The tax reform bill expected to pass through the House and Senate this week won’t touch the credit union tax status, according to a Credit Union National Association article.
“Credit unions said loudly and repeatedly throughout this process that any change to the credit union tax status amounts to a direct tax increase on 110 million Americans, and that message was heard loud and clear,” said CUNA President and CEO Jim Nussle. “With tax reform out of the way, CUNA will increase its advocacy to turn the attention on much needed regulatory relief for credit unions — relief that woul dmean better services and products for American consumers.”
The House passed its original draft of the bill in November, followed by the Senate on Dec. 2. The Senate’s bill contained a provision that would have imposed new Unrelated Business Income requirements, but that provision was edited out during the week-long reconciliation process between the two bills.
Credit unions may have reason to celebrate, but Nussle said advocates shouldn’t relax just yet.
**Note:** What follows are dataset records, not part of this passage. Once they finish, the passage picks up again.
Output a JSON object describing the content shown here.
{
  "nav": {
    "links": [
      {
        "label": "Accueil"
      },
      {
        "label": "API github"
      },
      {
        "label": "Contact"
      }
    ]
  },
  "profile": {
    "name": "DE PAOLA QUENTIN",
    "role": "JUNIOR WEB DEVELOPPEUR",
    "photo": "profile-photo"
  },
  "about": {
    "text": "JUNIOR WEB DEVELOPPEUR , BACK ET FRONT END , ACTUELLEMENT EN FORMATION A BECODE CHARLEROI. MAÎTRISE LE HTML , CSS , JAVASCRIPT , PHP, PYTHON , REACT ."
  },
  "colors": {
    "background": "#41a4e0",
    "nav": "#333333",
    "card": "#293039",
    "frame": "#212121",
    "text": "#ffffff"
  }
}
“The credit union tax status remains untouched in the bill, but there will very likely be an attempt to make corrections that could once again put our tax status in jeopardy,” Nussle said. “We must remain engaged. Thus far, your engagement has made the difference.”
Still, CUNA’s full analysis of the bill touts it as a “huge win for credit unions” and a sign from Congress “that the credit union system is loyal to its founding principles and serves a vital function in promoting thrift and providing essential financial services to a large segment of the American population that is considered underbanked.”